Я увидел в спальне Роджера школьный журнал с его фотографиями. Мэтью среди членов крикетной команды, среди членов хоккейной, Мэтью, играющий на школьной сцене. Три улики, неотвратимо доказавшие, что его нет. Черты его погрубели, он подрос, раздался вширь. Теперь он спускался с вершины, к которой чудотворно восходил, когда я еще знал его. Может быть, тот вечер на поле за «Миддлом», когда он в белой крикетной форме катался по траве, задыхаясь и отчаянно мастурбируя вместе со мной, и был вершиной. Для нас обоих.

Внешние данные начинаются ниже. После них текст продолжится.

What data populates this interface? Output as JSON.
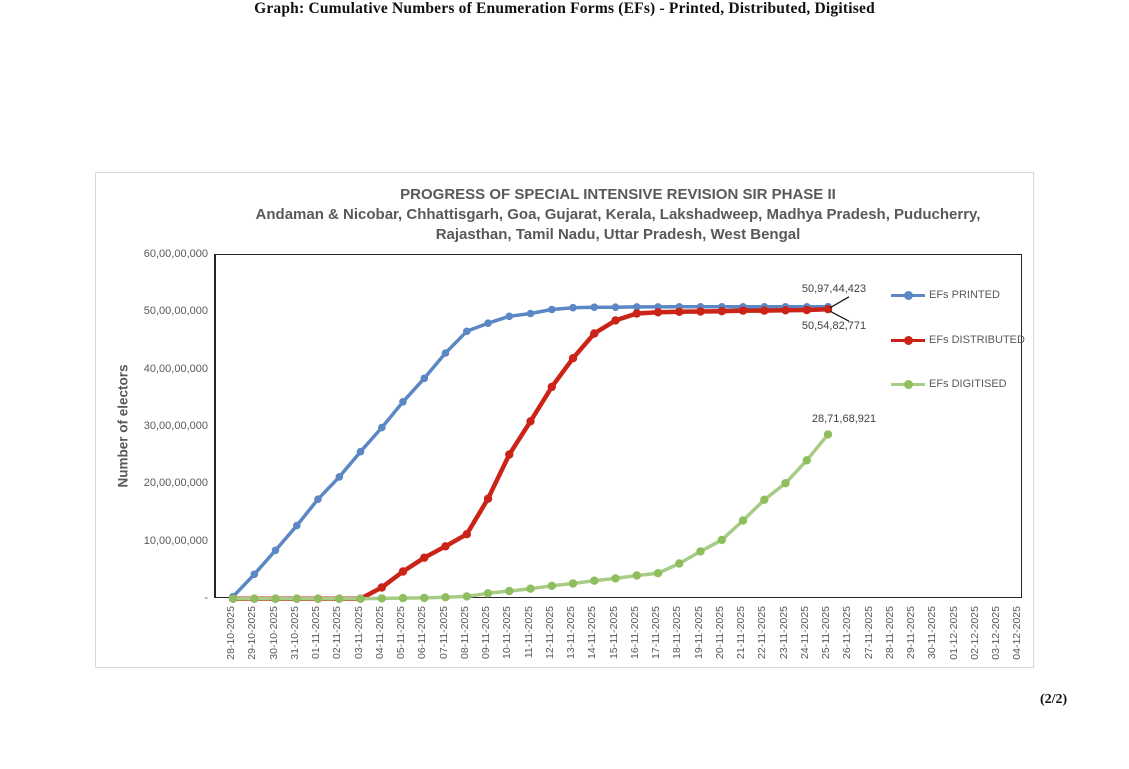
{
  "page": {
    "caption": "Graph: Cumulative Numbers of Enumeration Forms (EFs) - Printed, Distributed, Digitised",
    "page_number": "(2/2)"
  },
  "chart": {
    "title": "PROGRESS OF SPECIAL INTENSIVE REVISION SIR PHASE II",
    "subtitle_line1": "Andaman & Nicobar, Chhattisgarh, Goa, Gujarat, Kerala, Lakshadweep, Madhya Pradesh, Puducherry,",
    "subtitle_line2": "Rajasthan, Tamil Nadu, Uttar Pradesh, West Bengal",
    "y_axis_title": "Number of electors"
  },
  "colors": {
    "printed_line": "#5b87c4",
    "distributed_line": "#cb2317",
    "digitised_line": "#a7cc86",
    "digitised_marker": "#8fbe5e",
    "text_gray": "#595959",
    "axis_border": "#262626",
    "figure_border": "#d9d9d9",
    "leader_line": "#1a1a1a"
  },
  "chart_data": {
    "type": "line",
    "title": "PROGRESS OF SPECIAL INTENSIVE REVISION SIR PHASE II",
    "ylabel": "Number of electors",
    "grid": false,
    "legend_position": "inside-right",
    "ylim_value": [
      0,
      600000000
    ],
    "y_tick_labels": [
      "60,00,00,000",
      "50,00,00,000",
      "40,00,00,000",
      "30,00,00,000",
      "20,00,00,000",
      "10,00,00,000",
      "-"
    ],
    "values_unit": "crore",
    "categories": [
      "28-10-2025",
      "29-10-2025",
      "30-10-2025",
      "31-10-2025",
      "01-11-2025",
      "02-11-2025",
      "03-11-2025",
      "04-11-2025",
      "05-11-2025",
      "06-11-2025",
      "07-11-2025",
      "08-11-2025",
      "09-11-2025",
      "10-11-2025",
      "11-11-2025",
      "12-11-2025",
      "13-11-2025",
      "14-11-2025",
      "15-11-2025",
      "16-11-2025",
      "17-11-2025",
      "18-11-2025",
      "19-11-2025",
      "20-11-2025",
      "21-11-2025",
      "22-11-2025",
      "23-11-2025",
      "24-11-2025",
      "25-11-2025",
      "26-11-2025",
      "27-11-2025",
      "28-11-2025",
      "29-11-2025",
      "30-11-2025",
      "01-12-2025",
      "02-12-2025",
      "03-12-2025",
      "04-12-2025"
    ],
    "series": [
      {
        "name": "EFs PRINTED",
        "color": "#5b87c4",
        "marker_color": "#5b87c4",
        "end_label": "50,97,44,423",
        "end_value": 509744423,
        "values_crore": [
          0.4,
          4.3,
          8.5,
          12.8,
          17.4,
          21.3,
          25.7,
          29.9,
          34.4,
          38.5,
          42.9,
          46.7,
          48.1,
          49.3,
          49.8,
          50.5,
          50.8,
          50.9,
          50.9,
          50.95,
          50.95,
          50.96,
          50.96,
          50.97,
          50.97,
          50.97,
          50.97,
          50.97,
          50.9744423
        ]
      },
      {
        "name": "EFs DISTRIBUTED",
        "color": "#cb2317",
        "marker_color": "#cb2317",
        "end_label": "50,54,82,771",
        "end_value": 505482771,
        "values_crore": [
          0.05,
          0.05,
          0.05,
          0.05,
          0.05,
          0.05,
          0.05,
          2.0,
          4.8,
          7.2,
          9.2,
          11.3,
          17.5,
          25.2,
          31.0,
          37.0,
          42.0,
          46.3,
          48.6,
          49.8,
          50.0,
          50.1,
          50.15,
          50.2,
          50.3,
          50.3,
          50.35,
          50.4,
          50.5482771
        ]
      },
      {
        "name": "EFs DIGITISED",
        "color": "#a7cc86",
        "marker_color": "#8fbe5e",
        "end_label": "28,71,68,921",
        "end_value": 287168921,
        "values_crore": [
          0.05,
          0.05,
          0.05,
          0.05,
          0.05,
          0.05,
          0.05,
          0.1,
          0.15,
          0.2,
          0.3,
          0.45,
          1.0,
          1.4,
          1.8,
          2.3,
          2.7,
          3.2,
          3.6,
          4.1,
          4.5,
          6.2,
          8.3,
          10.3,
          13.7,
          17.3,
          20.2,
          24.2,
          28.7168921
        ]
      }
    ]
  }
}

И ныне единственный по-настоящему существующий Мэтью существовал лишь в моем сознании. А это оставляло меня ни с чем – лишь с открытой раной горечи, разочарования, ненависти и глубоким-глубоким отвращением к себе и к миру.
Поэтому на тот geste fou[292] меня могла толкнуть любая, затеянная по любому поводу ссора с отцом. Все, что угодно, – от нежелания накачивать воду, когда пришла моя очередь заняться этим, до напыщенного разговора о моей «позиции».
Я помню, как сидел на краешке кровати, давясь сухим плачем и ярясь, ярясь, ярясь на совершенное безразличие природы и мира к смерти любви, надежды и красоты, собирая таблетки и капсулы и пытаясь понять, почему, почему мне, знающему, что я могу предложить столь многое, так много любви, излить в этот мир столько любви и энергии, никто любви не предлагает, не дает ее, не позволяет напитаться энергией, посредством которой я смог бы, я знал это, преобразовать себя и все, что меня окружает.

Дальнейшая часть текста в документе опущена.